A copy of the 2015 edition of the Open University’s magazine “OpenMinds – for enquiring alumni” was waiting for me when I arrived home this evening. There’s some great content in it – for example, articles on the Philae Lander, driverless cars and research into social exclusion, all of which OU academics and alumni have contributed significantly to. All this success makes the leading article written by the OU’s new vice-chancellor, Peter Horrocks, a particularly disturbing read.
Peter points out that five years ago before the changes to university funding in England (a.k.a. the trebling of undergraduate tuition fees), more than 580,000 people across the UK were studying for a degree part-time. In 2014 this number fell to just under 370,000. England has borne the brunt of the decline, with a 41% decrease. Even though the OU says that it has managed to grow its market share, the total number of undergraduate and postgraduate OU students is down by approximately 60,000 in this period.
The obstacles being put in the way of access to part-time learning in England come at a point in history when the 9-5 job for life has gone, replaced more typically with 5-9 jobs during a working lifetime. The ability for adults to learn new skills has therefore never been more important. However, the costs for those who have a degree that needs updating or who dropped out of university first time around are becoming increasingly prohibitive. The OU does provide excellent value at £2,700 per 60 credits (£16,200 for a degree instead of the more usual £27,000 at a ‘brick’ establishment), but four years ago, OU students in these categories would have only needed to find around £4,000-£5,000. One of the consequences of the last few years (in England, at any rate) is that university level education is no longer seen as being a public good – but a cost to the taxpayer that must be avoided, as education only benefits the individual receiving it. Which is a political choice of course, but utter nonsense. Just ask the Germans.
Perhaps unsurprisingly, employers, who should be significant beneficiaries of investment in part-time learning, now appear reluctant to directly fund their employees. Figure 14 on page 26 of this Universities UK report shows that the number of employer-funded part-time undergraduate students dropped from just over 40,000 in 2011-12 to around 22,000 in 2012-13.
For someone without a degree there have been some crumbs of comfort, as non-means tested loans have now been made available to part-time learners in England.
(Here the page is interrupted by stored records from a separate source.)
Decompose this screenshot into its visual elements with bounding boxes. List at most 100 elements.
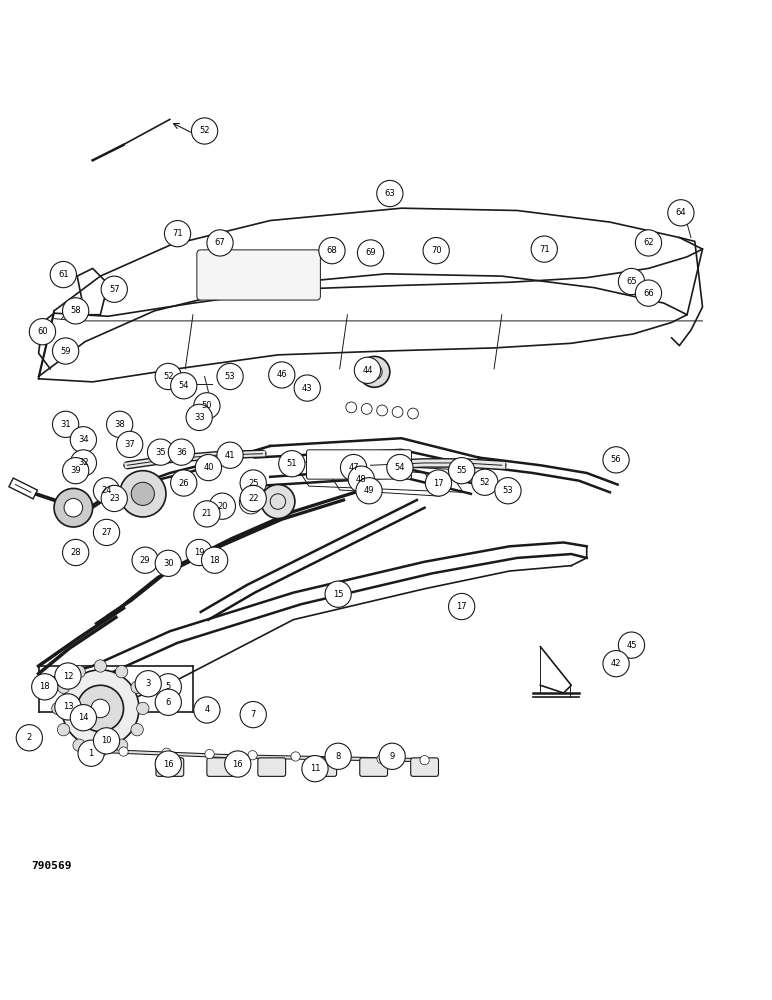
- Text: 65: 65: [626, 277, 637, 286]
- Circle shape: [240, 701, 266, 728]
- Circle shape: [62, 670, 139, 747]
- Circle shape: [618, 268, 645, 295]
- Text: 6: 6: [166, 698, 171, 707]
- Circle shape: [171, 373, 197, 399]
- Circle shape: [359, 356, 390, 387]
- Circle shape: [291, 752, 300, 761]
- Circle shape: [117, 431, 143, 458]
- Circle shape: [131, 681, 144, 693]
- Text: 11: 11: [310, 764, 320, 773]
- Circle shape: [377, 180, 403, 207]
- FancyBboxPatch shape: [156, 758, 184, 776]
- Circle shape: [93, 728, 120, 754]
- Text: 1: 1: [89, 749, 93, 758]
- Circle shape: [57, 723, 69, 736]
- Circle shape: [377, 405, 388, 416]
- Circle shape: [155, 751, 181, 777]
- Text: 10: 10: [101, 736, 112, 745]
- Circle shape: [217, 442, 243, 468]
- Circle shape: [361, 403, 372, 414]
- Text: 47: 47: [348, 463, 359, 472]
- Circle shape: [119, 747, 128, 756]
- Text: 61: 61: [58, 270, 69, 279]
- Circle shape: [209, 493, 235, 519]
- Text: 28: 28: [70, 548, 81, 557]
- Text: 12: 12: [63, 672, 73, 681]
- Circle shape: [261, 485, 295, 519]
- Circle shape: [377, 754, 386, 764]
- Text: 69: 69: [365, 248, 376, 257]
- Circle shape: [302, 756, 328, 782]
- Circle shape: [63, 298, 89, 324]
- Circle shape: [155, 674, 181, 700]
- Text: 53: 53: [225, 372, 235, 381]
- Text: 18: 18: [39, 682, 50, 691]
- Circle shape: [135, 671, 161, 697]
- Circle shape: [225, 751, 251, 777]
- Text: 59: 59: [60, 347, 71, 356]
- Text: 22: 22: [248, 494, 259, 503]
- Text: 66: 66: [643, 289, 654, 298]
- FancyBboxPatch shape: [306, 450, 411, 479]
- Circle shape: [77, 685, 124, 732]
- Text: 790569: 790569: [31, 861, 71, 871]
- Text: 42: 42: [611, 659, 621, 668]
- Text: 2: 2: [27, 733, 32, 742]
- Circle shape: [73, 739, 85, 751]
- Circle shape: [131, 482, 154, 505]
- Text: 31: 31: [60, 420, 71, 429]
- Circle shape: [408, 408, 418, 419]
- Circle shape: [348, 466, 374, 492]
- Circle shape: [93, 519, 120, 546]
- Circle shape: [155, 550, 181, 576]
- Text: 64: 64: [676, 208, 686, 217]
- Circle shape: [195, 454, 222, 481]
- Circle shape: [155, 689, 181, 715]
- Circle shape: [334, 753, 344, 762]
- Text: 23: 23: [109, 494, 120, 503]
- Circle shape: [294, 375, 320, 401]
- Circle shape: [325, 743, 351, 769]
- Circle shape: [531, 236, 557, 262]
- Text: 36: 36: [176, 448, 187, 457]
- Text: 20: 20: [217, 502, 228, 511]
- Circle shape: [107, 411, 133, 437]
- Text: 44: 44: [362, 366, 373, 375]
- Text: 52: 52: [479, 478, 490, 487]
- Circle shape: [91, 699, 110, 718]
- Text: 17: 17: [456, 602, 467, 611]
- Circle shape: [420, 756, 429, 765]
- Circle shape: [423, 238, 449, 264]
- Text: 67: 67: [215, 238, 225, 247]
- Text: 49: 49: [364, 486, 374, 495]
- Text: 52: 52: [199, 126, 210, 135]
- Text: 14: 14: [78, 713, 89, 722]
- Circle shape: [131, 723, 144, 736]
- Circle shape: [171, 470, 197, 496]
- Circle shape: [73, 665, 86, 678]
- Circle shape: [137, 702, 149, 715]
- Circle shape: [367, 364, 382, 380]
- Text: 50: 50: [201, 401, 212, 410]
- Circle shape: [205, 749, 214, 759]
- Text: 38: 38: [114, 420, 125, 429]
- Text: 55: 55: [456, 466, 467, 475]
- Circle shape: [217, 363, 243, 390]
- Text: 71: 71: [539, 245, 550, 254]
- Text: 63: 63: [384, 189, 395, 198]
- Circle shape: [57, 681, 69, 693]
- Circle shape: [201, 547, 228, 573]
- Circle shape: [64, 498, 83, 517]
- Text: 26: 26: [178, 479, 189, 488]
- Text: 40: 40: [203, 463, 214, 472]
- Circle shape: [16, 725, 42, 751]
- Text: 29: 29: [140, 556, 151, 565]
- Circle shape: [116, 665, 128, 678]
- Circle shape: [132, 547, 158, 573]
- Text: 24: 24: [101, 486, 112, 495]
- Text: 3: 3: [146, 679, 151, 688]
- FancyBboxPatch shape: [207, 758, 235, 776]
- Circle shape: [425, 470, 452, 496]
- Text: 57: 57: [109, 285, 120, 294]
- Circle shape: [164, 221, 191, 247]
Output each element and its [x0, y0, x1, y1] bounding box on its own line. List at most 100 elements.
However, part-time students are still not treated equally, as their repayments start after four years of study (2/3rds of the way through a three-year degree), rather than after graduation.
The tuition fee reforms of the coalition government were bad enough for the part-time sector and those who wished to use it. However, the apparent intent of the current Conservative government to go back on their promise to uprate the £21,000 salary threshold for student loan repayments (in effect increasing the financial burden on recent graduates and nearly-graduates still further), along with their manifesto pledge to divert FE funding for mature learners to apprenticeships, look set to damage the interests of part-time, mature students still further.
In his article, Peter Horrocks asks all OU alumni to “… join the whole OU community and help fight for part-time eduction. [and to] Tell friends, family and anyone of influence about the frightening fall in part-time numbers and create an imperative to tackle the problem.”
I’m fairly sure that the contents of this blog, from when I started it in 2008, witnesses to the power of part-time education in my own life. And as this video says, the most important thing that everyone learns at the OU is what they’re capable of.